Noah’s family and the rest of the medical team decided to move forward with the experimental treatment. The results showed the liver was indeed responding. Dr. Mohan then treated Noah with two rounds of bland embolization, and the tumor significantly reduced in size, making him eligible for transplant.

“I want to stress that this kind of success can only happen at a place like Jackson, and that is because of the wide-range of expertise that we have here,” Dr. Mohan said. “The expertise of the different specialists and the trust we have in each other allows us to work as a team. We really do make miracles happen here.”

“You pray for months and months for these things to fall in place, but it’s a hard thing to pray for because you know what it means for someone else,” Langlois said. “I prayed that no matter how it happened that God would provide a way for Noah to have a long, healthy, beautiful life.”

On December 29, 2022, Langlois received the call that would forever change their lives – a donor had been found for Noah.
“He has come out of so many very difficult situations before his transplant, which showed us he would be able to overcome a transplant surgery,” said Akin Tekin, MD, liver, intestinal, and multivisceral surgeon at MTI.

Vighnesh Venkatasmy, MD, transplant surgeon at MTI, travelled out of state to procure the donor liver. Gennaro Selvaggi, MD, transplant surgeon at MTI, cut down the liver to fit Noah’s small frame. .Dr. Tekin then performed the transplantation of the new liver into the young boy.

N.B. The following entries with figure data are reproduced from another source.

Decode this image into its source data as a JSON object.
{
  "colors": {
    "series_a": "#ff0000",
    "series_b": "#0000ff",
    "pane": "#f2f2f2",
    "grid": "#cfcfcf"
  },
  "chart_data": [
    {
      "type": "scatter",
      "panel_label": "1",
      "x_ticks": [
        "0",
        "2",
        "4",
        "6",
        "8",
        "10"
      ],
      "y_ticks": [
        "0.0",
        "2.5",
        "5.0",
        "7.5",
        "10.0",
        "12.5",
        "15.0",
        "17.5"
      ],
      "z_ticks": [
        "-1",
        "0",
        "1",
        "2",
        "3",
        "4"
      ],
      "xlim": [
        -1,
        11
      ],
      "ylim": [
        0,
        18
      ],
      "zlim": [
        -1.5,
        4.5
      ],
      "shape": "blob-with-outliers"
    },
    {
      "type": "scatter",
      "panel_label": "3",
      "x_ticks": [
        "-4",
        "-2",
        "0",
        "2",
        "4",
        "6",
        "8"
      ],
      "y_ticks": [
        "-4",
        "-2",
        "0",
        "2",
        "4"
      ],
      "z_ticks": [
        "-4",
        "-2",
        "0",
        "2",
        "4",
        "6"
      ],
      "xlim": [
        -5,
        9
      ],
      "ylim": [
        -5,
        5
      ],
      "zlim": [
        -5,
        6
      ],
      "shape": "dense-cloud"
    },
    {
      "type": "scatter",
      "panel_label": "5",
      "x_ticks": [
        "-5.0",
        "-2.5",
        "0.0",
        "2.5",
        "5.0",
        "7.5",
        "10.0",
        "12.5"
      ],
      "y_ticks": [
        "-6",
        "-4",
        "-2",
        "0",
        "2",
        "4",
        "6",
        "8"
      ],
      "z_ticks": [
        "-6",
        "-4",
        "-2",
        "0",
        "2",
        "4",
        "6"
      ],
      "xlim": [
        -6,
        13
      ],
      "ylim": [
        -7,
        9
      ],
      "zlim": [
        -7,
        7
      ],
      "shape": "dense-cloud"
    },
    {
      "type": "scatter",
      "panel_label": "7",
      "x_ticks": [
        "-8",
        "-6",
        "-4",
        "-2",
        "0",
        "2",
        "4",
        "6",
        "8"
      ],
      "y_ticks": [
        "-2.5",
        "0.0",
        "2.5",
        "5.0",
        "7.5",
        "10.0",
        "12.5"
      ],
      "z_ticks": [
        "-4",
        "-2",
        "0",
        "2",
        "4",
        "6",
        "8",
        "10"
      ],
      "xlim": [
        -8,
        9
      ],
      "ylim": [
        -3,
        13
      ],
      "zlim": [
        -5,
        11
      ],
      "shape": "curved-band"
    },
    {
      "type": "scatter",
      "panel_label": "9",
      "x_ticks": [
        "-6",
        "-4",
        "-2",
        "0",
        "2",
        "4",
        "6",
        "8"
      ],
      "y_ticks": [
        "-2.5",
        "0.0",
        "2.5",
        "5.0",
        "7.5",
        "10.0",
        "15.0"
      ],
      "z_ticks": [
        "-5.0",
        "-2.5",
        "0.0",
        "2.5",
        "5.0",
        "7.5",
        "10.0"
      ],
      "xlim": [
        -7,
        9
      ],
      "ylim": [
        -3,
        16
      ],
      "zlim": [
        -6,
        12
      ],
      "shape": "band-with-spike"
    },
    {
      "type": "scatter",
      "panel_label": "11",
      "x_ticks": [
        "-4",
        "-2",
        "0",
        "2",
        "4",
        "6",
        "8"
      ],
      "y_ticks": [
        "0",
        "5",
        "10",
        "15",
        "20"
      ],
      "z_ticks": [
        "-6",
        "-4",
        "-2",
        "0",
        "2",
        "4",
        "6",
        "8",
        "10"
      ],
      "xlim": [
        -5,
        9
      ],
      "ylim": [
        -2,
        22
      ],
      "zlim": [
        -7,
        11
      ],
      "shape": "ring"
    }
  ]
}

While Noah was undergoing his transplant, his family rallied together in prayer. “Noah is a fighter; he was born fighting and he hasn’t stopped yet. He is an inspiration not only to us, but to so many people that have come to know him,” said Molly and Albert Ramkumar, Noah’s maternal grandparents.

Post-transplant, Noah underwent his two final rounds of chemotherapy. In April, he officially rang the bell on the oncology floor of Holtz Children’s, signifying the end of his cancer treatment, and marking the eminent end of his chapter as an inpatient.

“The past two years have been a rollercoaster, but I would not have missed this time with Noah and Michelle for anything,” said Stacy Langlois, Noah’s paternal grandmother. “We have been a part of every procedure, surgery, chemo treatment, infection, sleepless night, devastating news; but also a part of his smiles, love, his effect on everyone he meets, and his love for life.”

A year and three months later, Noah and his family are preparing for discharge. Before he heads home, he is undergoing physical, speech, and occupational therapies.

“This child has such a desire to live and play and be social from such a young age that he motivates everyone around him to do more and help him improve,” said Heidy Carbot, a pediatric physical therapist at Holtz Children’s.

The family plans to split his follow-up care between Holtz Children’s and a local hospital closer to their home in Ft. Myers.

“When we got here a year ago, we didn’t know if we would be leaving Holtz Children’s with Noah, ever. Chances were so high we that he was not going to survive this,” Langlois said. “But here we are at the end of this journey, and it is because of the team here at Holtz Children’s who never gave up on him and the care he has received. ‘Thank you’ is not adequate, but it is all I’ve got.”